A questo proposito ho presentato 
un'interrogazione al Consiglio europeo, come 
eurodeputato della Sinistra Unitaria Europea, su 
sollecitazione dei movimenti colombiani. Nella 
risposta fornitami in aula a Strasburgo l'UE si 
è impegnata a analizzare nuovamente entro pochi 
mesi la situazione colombiana prima di rinnovare 
il sostegno economico attualmente fornito.
A febbraio del 2006, poi, si voterà nella 
sessione plenaria del Parlamento europeo la 
risoluzione concernente la «Clausola dei diritti 
dell'uomo e della democrazia negli accordi 
dell'Unione europea» sulla quale ho lavorato 
come relatore, insieme ad associazioni, ONG, 
organizzazioni della  società civile impegnate 
sul fronte dei diritti umani, civili e sociali. 

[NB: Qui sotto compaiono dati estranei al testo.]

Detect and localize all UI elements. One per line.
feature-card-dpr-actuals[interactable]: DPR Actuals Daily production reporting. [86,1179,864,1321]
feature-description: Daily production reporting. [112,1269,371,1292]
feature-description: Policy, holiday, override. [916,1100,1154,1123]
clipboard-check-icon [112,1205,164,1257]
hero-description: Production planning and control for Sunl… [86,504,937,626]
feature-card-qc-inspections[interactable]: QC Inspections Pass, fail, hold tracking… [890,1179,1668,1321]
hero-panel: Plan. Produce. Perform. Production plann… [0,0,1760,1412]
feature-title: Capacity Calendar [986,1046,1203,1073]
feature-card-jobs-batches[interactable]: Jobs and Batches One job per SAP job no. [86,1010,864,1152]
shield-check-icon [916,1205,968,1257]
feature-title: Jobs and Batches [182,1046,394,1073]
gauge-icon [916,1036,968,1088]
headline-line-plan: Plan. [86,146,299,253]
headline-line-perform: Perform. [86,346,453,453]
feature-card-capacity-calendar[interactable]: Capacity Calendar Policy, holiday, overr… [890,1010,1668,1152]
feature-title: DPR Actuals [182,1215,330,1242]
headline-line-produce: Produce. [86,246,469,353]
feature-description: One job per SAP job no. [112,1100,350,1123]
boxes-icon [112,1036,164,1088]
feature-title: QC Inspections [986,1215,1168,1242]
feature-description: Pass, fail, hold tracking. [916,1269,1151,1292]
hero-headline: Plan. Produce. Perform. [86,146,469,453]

Si tratta di una clausola inserita in ogni 
accordo stipulato dall'UE con i Paesi terzi, che 
vincola al rispetto dei principi democratici e 
dei diritti umani fondamentali. Il controllo 
passa non solo attraverso il monitoraggio della 
situazione dei diritti, ma anche per meccanismi 
sanzionatori nel caso di violazioni della 
suddetta clausola. Mi auguro che anche questo 
possa rappresentare un mezzo efficace di tutela 
dei diritti umani, attraverso il quale l'Unione 
Europea possa cercare di impedire altri soprusi 
ai danni delle Comunità di Pace colombiane.